Horses that have lost weight to the point where their ribs or back are prominent, will take at least 6 months under ideal circumstances to return to weight on full feed. This can be extremely difficult to achieve without good teeth. In general, horses with serious lack of teeth that lose weight despite your best efforts to feed them, may have difficulty surviving any change in environment, stresses, or new demands.
Equine Cushing’s Disease (ECD)
Cushing’s disease causes loss of function of the hormonal system and may not respond to treatment. Many older horses develop ECD, which is caused by a growth on the pituitary gland located at the base of the brain. This very active growth releases a hormone that causes the adrenal gland to be hyperactive and to produce excessive amounts of steroid hormones. The resulting symptoms include:
- A thick coat that doesn’t shed out (“hirsutism”)
- Progressive weight loss
- Excessive drinking and urinating
- Sweating and unusual dampness of the coat
- Laminitis
- This condition also leads to reduced ability to fight infections, so older horses with ECD are prone to infectious diseases such as EPM, tooth root infections, sinusitis and common respiratory infections. There are special tests to support the diagnosis and specific treatments, so it is well worth having a workup for this problem. If untreated, horses with ECD get progressively thinner, dehydrate, founder or suffer chronic infections that don’t respond well to antibiotics.
- In general, it is the complexity of secondary problems that may become untreatable. For example, severe laminitis, pneumonia or severe sinusitis, which causes pain and interferes with breathing and eating, are serious and possibly irreversible. Weight loss may also be too rapid to reverse. In some horses, the pituitary gets so large, it actually puts pressure on the hypothalamus, that part of the brain that regulates “flight or fight” responses, emotions, thermoregulation, and other hormonal functions. The horse cannot maintain his body temperature or he has seizures.
- Failure of The Immune System
- One reason old horses do not respond to conventional treatments is failure of the immune system brought about by old age. Treatment of infections in older horses must be aggressive and often requires a combination of antibiotics, which can be expensive. While it’s always worth treating an infection, a lack of response is a cardinal sign that the “back-stop” function of the immune system is failing.
- Cancer
- Like people, older horses are prone cancer, which causes pain, loss of function and lack of response to conventional treatments. Old gray horses invariably develop melanoma of the skin. Other common cancers include lymphosarcoma, squamous cell carcinoma (“cancer eye”), and fibrosarcomas. At the present time, there are not many options for treating cancers in horses, since radiation and chemotherapy are extremely expensive or not feasible because of the size of the animals.
- If the cancer is localized to one area, there are possibilities, although expensive, to treatment locally with cryotherapy, surgery, and/or local injection of chemotherapeutic agents. Most of the time, however, cancer is a serious life-threatening disease in horses without many options.
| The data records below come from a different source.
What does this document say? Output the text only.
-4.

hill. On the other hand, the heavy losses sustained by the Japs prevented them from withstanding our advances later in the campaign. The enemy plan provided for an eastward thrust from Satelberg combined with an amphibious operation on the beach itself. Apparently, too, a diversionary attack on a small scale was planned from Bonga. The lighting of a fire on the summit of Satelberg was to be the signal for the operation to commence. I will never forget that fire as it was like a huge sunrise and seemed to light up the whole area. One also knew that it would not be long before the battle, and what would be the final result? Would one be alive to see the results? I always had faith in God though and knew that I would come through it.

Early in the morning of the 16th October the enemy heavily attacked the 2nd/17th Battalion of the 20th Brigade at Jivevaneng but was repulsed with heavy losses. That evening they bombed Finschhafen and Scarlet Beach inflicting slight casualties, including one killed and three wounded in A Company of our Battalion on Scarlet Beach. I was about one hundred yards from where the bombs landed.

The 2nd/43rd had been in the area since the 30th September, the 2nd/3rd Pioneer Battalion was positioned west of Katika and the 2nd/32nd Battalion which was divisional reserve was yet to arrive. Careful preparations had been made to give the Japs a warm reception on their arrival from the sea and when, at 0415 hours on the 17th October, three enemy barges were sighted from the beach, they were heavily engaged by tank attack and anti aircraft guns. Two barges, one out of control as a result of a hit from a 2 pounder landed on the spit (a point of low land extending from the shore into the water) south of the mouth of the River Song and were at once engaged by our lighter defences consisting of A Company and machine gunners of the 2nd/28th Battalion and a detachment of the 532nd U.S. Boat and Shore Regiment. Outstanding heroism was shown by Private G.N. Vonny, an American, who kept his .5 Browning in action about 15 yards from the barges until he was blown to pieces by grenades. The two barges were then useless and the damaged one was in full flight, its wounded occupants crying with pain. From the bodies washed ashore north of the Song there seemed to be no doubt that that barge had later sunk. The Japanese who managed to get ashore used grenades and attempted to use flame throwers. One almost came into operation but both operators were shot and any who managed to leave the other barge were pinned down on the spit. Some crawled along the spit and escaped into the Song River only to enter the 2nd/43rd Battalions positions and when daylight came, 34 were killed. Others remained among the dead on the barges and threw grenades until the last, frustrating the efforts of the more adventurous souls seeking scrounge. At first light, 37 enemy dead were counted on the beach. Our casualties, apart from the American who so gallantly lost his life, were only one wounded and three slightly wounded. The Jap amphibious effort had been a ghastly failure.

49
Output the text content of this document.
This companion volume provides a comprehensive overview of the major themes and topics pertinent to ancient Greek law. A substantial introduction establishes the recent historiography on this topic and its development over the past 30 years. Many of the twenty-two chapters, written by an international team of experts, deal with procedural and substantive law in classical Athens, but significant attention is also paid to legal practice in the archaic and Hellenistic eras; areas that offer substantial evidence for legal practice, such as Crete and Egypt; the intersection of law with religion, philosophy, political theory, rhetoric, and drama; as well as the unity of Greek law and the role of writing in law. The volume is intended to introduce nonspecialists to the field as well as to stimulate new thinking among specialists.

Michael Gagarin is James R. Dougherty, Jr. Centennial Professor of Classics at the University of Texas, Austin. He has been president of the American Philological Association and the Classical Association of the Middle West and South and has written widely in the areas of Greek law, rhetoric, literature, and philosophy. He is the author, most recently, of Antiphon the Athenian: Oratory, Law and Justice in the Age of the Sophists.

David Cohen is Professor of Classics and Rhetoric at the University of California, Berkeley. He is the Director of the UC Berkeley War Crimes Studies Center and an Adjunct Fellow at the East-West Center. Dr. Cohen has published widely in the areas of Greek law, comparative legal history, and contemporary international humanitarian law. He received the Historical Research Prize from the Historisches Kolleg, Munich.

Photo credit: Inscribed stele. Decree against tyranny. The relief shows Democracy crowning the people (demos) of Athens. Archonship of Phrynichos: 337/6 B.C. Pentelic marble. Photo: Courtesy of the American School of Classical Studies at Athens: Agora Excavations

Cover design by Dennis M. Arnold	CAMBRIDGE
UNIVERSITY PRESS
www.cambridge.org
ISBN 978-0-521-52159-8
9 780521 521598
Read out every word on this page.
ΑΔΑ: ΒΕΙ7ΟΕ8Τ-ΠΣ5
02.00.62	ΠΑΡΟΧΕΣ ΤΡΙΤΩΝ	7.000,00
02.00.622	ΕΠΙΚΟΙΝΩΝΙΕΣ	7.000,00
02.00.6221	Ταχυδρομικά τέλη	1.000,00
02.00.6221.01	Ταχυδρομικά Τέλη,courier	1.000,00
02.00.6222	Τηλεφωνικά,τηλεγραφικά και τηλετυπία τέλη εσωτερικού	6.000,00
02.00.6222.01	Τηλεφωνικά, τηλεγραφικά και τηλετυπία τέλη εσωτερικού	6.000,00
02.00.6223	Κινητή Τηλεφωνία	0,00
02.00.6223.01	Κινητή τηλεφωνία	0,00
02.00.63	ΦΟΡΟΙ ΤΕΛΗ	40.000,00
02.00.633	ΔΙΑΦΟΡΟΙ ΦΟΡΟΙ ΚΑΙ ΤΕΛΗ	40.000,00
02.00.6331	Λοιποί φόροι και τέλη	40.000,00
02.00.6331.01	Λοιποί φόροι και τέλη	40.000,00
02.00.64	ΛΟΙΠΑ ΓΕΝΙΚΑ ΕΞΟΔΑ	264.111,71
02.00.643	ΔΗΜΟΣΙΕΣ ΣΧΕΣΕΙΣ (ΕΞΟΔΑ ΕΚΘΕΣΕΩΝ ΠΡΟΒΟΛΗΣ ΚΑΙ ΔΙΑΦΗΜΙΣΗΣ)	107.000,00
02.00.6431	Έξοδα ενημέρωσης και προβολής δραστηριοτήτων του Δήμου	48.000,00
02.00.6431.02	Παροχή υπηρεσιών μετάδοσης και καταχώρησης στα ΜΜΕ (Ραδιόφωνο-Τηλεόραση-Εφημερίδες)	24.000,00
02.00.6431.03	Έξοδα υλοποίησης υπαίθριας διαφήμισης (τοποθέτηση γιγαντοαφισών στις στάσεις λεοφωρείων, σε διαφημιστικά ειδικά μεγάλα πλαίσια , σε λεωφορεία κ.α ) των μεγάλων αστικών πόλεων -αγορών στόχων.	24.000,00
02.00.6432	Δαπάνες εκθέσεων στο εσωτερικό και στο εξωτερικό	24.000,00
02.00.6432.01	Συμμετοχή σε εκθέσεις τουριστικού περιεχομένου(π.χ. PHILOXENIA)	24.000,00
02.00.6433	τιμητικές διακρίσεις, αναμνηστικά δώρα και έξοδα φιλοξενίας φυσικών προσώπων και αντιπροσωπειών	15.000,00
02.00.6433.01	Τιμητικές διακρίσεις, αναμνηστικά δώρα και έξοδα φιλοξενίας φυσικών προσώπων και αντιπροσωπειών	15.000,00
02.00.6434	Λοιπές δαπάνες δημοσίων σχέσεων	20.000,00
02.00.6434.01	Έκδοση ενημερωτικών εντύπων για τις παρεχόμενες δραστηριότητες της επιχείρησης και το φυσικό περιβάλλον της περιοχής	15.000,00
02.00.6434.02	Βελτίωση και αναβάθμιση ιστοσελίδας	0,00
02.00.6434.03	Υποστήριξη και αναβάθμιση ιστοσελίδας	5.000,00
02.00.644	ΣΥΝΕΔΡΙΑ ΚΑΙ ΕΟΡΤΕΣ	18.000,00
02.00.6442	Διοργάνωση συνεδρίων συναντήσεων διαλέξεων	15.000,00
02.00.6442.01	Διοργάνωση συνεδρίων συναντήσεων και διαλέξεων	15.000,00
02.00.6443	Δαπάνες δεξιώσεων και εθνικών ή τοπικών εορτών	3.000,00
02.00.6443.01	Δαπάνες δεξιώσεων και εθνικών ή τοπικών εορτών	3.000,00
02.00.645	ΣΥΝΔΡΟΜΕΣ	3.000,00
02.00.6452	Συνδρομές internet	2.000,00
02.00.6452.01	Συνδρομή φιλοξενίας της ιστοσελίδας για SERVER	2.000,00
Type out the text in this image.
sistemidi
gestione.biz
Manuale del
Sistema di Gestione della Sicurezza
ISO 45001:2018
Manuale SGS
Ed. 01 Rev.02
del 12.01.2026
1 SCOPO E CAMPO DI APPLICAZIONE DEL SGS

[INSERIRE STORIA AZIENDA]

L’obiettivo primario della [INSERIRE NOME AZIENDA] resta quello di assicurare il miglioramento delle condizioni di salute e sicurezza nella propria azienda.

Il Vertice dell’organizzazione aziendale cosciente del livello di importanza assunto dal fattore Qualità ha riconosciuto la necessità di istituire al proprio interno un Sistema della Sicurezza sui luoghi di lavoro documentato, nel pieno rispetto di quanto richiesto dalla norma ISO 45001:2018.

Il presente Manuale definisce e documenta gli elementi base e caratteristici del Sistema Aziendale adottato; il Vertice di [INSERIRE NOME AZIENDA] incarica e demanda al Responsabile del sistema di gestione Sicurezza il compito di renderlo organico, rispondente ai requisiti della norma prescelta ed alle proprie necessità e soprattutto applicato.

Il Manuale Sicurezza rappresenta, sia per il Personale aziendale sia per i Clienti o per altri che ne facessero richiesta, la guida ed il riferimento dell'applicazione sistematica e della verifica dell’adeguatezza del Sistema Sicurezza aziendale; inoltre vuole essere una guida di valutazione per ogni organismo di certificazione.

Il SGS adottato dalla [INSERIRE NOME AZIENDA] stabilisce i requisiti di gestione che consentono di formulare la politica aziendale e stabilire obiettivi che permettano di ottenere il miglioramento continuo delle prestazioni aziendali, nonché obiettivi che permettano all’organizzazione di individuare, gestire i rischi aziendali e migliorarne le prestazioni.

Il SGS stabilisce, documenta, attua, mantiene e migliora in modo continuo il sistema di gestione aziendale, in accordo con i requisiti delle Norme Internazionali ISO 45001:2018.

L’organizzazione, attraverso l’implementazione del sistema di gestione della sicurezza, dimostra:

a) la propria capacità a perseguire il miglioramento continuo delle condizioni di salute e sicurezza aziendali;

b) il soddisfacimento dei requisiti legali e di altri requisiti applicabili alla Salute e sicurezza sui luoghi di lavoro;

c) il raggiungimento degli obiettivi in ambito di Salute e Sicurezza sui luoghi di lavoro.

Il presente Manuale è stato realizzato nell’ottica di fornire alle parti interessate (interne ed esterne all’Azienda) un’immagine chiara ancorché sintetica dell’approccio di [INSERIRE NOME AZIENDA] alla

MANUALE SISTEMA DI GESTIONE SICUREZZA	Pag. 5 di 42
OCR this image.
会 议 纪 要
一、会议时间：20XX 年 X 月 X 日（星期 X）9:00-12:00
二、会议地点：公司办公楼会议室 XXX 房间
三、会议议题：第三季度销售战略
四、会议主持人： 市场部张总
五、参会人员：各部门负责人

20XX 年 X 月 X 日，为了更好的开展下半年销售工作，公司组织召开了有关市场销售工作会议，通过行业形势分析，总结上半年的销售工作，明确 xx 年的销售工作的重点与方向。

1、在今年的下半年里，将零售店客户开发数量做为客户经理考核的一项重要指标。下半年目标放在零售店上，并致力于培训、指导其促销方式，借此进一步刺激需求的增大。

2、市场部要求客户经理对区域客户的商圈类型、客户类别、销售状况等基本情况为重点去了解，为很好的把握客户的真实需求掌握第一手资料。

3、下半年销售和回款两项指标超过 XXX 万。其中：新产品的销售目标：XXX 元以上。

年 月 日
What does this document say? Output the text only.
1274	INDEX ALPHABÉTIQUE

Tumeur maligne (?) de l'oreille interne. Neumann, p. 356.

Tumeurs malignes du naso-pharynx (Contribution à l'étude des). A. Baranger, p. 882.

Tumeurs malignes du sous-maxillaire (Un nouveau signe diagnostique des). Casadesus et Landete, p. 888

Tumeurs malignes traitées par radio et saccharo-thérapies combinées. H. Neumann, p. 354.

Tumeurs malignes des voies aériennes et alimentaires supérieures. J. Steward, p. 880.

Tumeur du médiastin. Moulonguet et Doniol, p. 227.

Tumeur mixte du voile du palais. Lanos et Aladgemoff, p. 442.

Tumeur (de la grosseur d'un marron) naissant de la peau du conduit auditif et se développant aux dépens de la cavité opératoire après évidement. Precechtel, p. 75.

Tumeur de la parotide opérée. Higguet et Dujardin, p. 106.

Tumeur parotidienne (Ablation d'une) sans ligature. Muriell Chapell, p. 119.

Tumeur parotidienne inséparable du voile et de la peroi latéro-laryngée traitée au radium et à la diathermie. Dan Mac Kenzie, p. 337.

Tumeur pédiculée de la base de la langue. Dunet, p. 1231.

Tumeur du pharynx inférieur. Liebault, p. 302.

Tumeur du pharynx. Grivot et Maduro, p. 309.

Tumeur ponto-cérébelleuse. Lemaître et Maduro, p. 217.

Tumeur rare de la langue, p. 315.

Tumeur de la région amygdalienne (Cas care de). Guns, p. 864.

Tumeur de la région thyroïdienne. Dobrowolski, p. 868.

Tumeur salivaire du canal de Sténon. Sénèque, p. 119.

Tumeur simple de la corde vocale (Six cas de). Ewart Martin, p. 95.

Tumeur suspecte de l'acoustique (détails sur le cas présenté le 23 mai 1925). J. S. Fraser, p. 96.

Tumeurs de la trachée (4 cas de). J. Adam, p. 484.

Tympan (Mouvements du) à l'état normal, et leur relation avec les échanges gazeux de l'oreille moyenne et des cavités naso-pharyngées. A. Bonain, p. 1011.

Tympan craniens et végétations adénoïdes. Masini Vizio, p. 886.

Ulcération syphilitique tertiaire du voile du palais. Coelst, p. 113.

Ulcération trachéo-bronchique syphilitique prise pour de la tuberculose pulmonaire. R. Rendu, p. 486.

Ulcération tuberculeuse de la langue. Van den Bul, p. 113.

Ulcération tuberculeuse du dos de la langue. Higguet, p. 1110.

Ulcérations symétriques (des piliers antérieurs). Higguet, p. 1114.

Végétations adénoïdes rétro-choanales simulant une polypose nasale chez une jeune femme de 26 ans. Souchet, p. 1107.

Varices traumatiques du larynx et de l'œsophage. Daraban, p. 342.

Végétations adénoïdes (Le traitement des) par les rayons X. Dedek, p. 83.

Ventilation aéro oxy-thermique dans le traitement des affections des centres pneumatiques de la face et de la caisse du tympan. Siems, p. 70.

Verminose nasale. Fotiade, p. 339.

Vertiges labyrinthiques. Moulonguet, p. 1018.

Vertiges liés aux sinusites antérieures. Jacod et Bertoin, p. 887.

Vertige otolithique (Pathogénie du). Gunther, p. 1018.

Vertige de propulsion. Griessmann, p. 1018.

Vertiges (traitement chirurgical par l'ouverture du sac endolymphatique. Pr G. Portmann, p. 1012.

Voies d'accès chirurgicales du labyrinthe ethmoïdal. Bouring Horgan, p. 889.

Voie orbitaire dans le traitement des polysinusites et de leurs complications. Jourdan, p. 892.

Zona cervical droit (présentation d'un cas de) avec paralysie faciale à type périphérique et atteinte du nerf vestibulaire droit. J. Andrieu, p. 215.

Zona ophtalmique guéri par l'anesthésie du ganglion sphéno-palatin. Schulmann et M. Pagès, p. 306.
Tumors often cause extensive local damage making organs dysfunctional such as the loss of swallowing ability (mouth, tongue and esophageal tumors), interference with breathing (nasal, tracheal or lung tumors), digestion (intestinal tumors), urination (bladder, genital tumors), defecation (melanomas of the tail), or even walking (spinal tumors). If any of these areas are affected to the point where the horse is in constant pain, experiences serious weight loss or organ system failure, the condition may not be treatable.